There has been, for some time now, optimism about a post-Covid recovery for American public school students, but sadly, there is no good news to be had.
Looking through a long lens, government-run education has been an enterprise rife with failure. The National Commission on Excellence in Education released a report in 1983 titled “A Nation at Risk,” which used dire language, asserting that “the educational foundations of our society are presently being eroded by a rising tide of mediocrity that threatens our very future as a nation and a people.”
The report also stated: “If an unfriendly foreign power had attempted to impose on America the mediocre educational performance that exists today, we might well have viewed it as an act of war.”
Well, that war is still on, and it has been a massacre. A Gallup poll from earlier this year revealed that just 26% of Americans have a “great deal/fair amount” of confidence in public schools. To wit….
ACT scores
The average scores on the American College Testing (ACT) exams, which are used for college admission, have fallen the last six years in a row and are the worst since 1991. The average scores for reading, math, and science all fell below benchmark levels that are necessary for students to have a chance at succeeding in their first year of college.

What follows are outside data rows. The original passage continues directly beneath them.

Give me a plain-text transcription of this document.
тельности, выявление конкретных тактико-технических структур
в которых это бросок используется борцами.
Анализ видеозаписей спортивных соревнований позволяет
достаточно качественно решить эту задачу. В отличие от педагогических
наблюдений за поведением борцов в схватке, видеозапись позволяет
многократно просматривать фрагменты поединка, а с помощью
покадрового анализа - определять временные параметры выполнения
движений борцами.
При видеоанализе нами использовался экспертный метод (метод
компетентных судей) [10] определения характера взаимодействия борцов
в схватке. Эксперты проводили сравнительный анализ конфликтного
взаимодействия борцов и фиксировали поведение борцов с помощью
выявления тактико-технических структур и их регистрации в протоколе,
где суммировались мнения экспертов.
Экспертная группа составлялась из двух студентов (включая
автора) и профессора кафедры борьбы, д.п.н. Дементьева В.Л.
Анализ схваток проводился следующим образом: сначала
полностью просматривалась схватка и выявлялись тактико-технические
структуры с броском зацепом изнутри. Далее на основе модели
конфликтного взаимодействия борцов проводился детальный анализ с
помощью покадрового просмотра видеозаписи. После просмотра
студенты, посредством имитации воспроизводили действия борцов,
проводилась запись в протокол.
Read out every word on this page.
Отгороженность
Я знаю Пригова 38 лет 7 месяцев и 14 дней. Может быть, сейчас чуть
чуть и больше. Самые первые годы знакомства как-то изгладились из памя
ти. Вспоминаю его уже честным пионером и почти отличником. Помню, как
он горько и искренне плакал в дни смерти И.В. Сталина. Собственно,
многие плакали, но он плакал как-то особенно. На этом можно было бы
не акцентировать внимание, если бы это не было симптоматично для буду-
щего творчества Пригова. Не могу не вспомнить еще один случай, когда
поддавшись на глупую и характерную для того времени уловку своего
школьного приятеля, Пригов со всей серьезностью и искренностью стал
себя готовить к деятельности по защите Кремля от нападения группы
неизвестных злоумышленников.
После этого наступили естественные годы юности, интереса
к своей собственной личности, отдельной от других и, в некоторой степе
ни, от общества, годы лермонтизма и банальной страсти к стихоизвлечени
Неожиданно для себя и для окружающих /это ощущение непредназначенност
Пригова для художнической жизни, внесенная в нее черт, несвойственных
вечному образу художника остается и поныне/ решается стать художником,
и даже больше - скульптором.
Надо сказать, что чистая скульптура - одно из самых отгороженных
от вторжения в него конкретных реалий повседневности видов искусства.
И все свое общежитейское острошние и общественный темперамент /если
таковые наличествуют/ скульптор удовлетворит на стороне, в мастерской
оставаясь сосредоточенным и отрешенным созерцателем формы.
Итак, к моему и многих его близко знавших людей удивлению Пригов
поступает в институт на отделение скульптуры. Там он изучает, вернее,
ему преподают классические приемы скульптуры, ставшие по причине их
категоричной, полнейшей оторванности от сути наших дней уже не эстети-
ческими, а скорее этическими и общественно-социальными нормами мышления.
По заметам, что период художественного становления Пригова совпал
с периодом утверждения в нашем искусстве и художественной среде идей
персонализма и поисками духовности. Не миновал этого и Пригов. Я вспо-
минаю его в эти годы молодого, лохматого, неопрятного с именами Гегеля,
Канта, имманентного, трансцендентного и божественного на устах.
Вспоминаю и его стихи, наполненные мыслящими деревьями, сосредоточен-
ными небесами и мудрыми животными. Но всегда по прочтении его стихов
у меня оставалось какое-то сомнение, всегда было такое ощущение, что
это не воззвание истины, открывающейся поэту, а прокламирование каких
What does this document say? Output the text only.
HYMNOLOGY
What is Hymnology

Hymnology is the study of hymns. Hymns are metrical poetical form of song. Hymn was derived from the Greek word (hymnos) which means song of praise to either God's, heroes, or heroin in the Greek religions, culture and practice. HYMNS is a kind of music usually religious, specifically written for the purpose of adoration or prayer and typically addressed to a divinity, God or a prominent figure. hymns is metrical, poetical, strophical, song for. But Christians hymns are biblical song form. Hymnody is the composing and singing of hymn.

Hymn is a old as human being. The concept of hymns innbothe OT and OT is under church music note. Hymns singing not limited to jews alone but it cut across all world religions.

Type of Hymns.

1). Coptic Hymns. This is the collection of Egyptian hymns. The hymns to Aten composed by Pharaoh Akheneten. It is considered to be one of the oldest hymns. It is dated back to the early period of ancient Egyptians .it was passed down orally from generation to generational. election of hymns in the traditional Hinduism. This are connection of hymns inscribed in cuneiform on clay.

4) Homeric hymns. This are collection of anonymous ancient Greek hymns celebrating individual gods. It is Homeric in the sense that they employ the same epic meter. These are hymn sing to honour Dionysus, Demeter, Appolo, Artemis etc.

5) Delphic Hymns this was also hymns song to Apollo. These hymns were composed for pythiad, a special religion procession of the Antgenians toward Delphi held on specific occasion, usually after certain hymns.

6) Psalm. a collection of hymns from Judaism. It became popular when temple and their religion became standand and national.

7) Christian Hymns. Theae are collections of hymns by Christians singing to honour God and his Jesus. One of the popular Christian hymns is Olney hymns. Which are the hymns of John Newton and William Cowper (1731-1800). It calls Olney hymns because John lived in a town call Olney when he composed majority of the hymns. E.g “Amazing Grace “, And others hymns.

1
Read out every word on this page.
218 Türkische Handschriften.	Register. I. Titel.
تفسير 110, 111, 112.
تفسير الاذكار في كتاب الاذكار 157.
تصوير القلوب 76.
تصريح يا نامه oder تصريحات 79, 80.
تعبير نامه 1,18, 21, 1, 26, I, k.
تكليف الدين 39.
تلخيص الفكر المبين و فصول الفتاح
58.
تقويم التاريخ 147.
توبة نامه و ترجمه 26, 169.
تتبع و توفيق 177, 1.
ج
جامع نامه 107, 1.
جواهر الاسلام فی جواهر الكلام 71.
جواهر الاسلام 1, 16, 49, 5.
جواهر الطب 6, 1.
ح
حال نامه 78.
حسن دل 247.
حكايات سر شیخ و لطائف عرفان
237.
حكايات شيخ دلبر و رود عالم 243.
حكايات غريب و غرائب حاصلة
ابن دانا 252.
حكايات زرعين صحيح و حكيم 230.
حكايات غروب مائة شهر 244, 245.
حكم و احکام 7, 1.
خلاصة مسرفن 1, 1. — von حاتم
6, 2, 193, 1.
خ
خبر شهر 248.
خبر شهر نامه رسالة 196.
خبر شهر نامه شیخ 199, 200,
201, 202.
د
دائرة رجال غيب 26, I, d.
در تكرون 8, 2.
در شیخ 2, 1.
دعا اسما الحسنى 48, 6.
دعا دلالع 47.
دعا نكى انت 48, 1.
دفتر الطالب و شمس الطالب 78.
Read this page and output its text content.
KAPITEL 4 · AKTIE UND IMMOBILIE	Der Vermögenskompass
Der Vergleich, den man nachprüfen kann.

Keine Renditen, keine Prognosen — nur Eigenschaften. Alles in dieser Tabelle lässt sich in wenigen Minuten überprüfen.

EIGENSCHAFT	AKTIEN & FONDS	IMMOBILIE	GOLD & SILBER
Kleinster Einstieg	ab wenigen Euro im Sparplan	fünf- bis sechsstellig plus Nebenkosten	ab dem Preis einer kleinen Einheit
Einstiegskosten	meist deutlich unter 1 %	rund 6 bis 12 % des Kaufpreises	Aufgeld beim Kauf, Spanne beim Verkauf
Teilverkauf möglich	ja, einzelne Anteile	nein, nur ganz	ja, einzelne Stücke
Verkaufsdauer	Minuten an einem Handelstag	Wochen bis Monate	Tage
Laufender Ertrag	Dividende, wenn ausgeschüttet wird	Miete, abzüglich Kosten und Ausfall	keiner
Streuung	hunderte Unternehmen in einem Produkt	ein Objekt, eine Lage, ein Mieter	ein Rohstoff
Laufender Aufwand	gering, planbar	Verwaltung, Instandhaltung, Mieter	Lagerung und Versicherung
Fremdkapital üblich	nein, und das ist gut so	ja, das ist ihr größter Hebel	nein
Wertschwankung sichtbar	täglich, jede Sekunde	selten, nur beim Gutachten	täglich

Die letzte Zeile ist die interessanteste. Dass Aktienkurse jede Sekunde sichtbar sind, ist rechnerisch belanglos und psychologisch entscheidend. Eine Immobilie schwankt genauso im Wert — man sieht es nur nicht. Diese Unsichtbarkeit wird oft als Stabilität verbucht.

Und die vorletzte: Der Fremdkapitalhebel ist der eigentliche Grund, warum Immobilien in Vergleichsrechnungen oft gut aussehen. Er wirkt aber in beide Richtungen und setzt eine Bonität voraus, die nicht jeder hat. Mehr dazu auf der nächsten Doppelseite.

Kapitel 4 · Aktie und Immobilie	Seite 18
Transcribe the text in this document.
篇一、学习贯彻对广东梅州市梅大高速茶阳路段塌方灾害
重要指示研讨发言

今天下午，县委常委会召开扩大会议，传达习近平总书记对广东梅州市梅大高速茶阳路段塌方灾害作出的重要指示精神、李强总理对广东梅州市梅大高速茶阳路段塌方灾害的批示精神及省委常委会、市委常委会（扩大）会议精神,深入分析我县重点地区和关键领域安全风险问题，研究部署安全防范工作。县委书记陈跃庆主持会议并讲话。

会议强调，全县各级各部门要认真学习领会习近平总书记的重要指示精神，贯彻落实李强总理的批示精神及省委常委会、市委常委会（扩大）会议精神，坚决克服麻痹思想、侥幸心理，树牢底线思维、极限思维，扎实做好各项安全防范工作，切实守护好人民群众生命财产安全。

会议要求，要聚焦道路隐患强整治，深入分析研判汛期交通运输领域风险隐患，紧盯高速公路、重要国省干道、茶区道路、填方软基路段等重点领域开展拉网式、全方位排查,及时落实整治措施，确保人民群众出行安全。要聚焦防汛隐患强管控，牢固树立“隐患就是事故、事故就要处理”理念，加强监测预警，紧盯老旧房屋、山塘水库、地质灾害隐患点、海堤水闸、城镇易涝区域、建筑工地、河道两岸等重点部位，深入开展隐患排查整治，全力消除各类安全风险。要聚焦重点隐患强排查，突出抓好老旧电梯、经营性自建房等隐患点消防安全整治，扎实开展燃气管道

To make things even worse, the education establishment’s “fix” for the problem is to put lipstick on the proverbial pig. According to an ACT research report, while students’ ACT scores have deteriorated, student course grades have increased sharply.
The K-12 proficiency problem
The ACT downturn is hardly surprising if you look at the latest National Assessment of Educational Progress (NAEP) results, which show that nationwide, 29% of 8th-graders are proficient in reading, and just 26 % are proficient in math.
In California, the most recent Smarter Balanced test scores released in late October indicate that just 46.7% of students are meeting literacy standards, and a meager 34.6% are proficient in math. The tests are given to all students in grades 3–8 and grade 11.
Big cities, notably, are not faring well. In Los Angeles, proficiency rates are 41.2% in English and a paltry 30.5% in math.
In Chicago, minorities are especially poorly educated, with 11% of Black and 17% of Hispanic students reading at grade level.
But Los Angeles and Chicago schools are exemplary compared to Baltimore, where the latest NAEP scores show that just 10% of 4th-graders and 15% of 8th-graders are proficient in reading. Additionally, at 13 Baltimore high schools, not one student tested proficient on the 2023 state math exam.
Students aren’t showing up
Additionally, as reported by The 74, two out of three students were enrolled in public schools with high or extreme rates of chronic absenteeism during the 2021-22 school year – more than double the rate in 2017-18. Students who miss at least 10% of the school year – for any reason – are considered chronically absent.
Also, according to data from the National Center for Education Statistics, 35 states and more than two-thirds of school districts are serving fewer students than they did five years before the pandemic shutdowns. Six and a half million more students missed at least 10% or more of school days in the 2021-22 year than in 2017-18, which translates to 14.7 million students being chronically absent.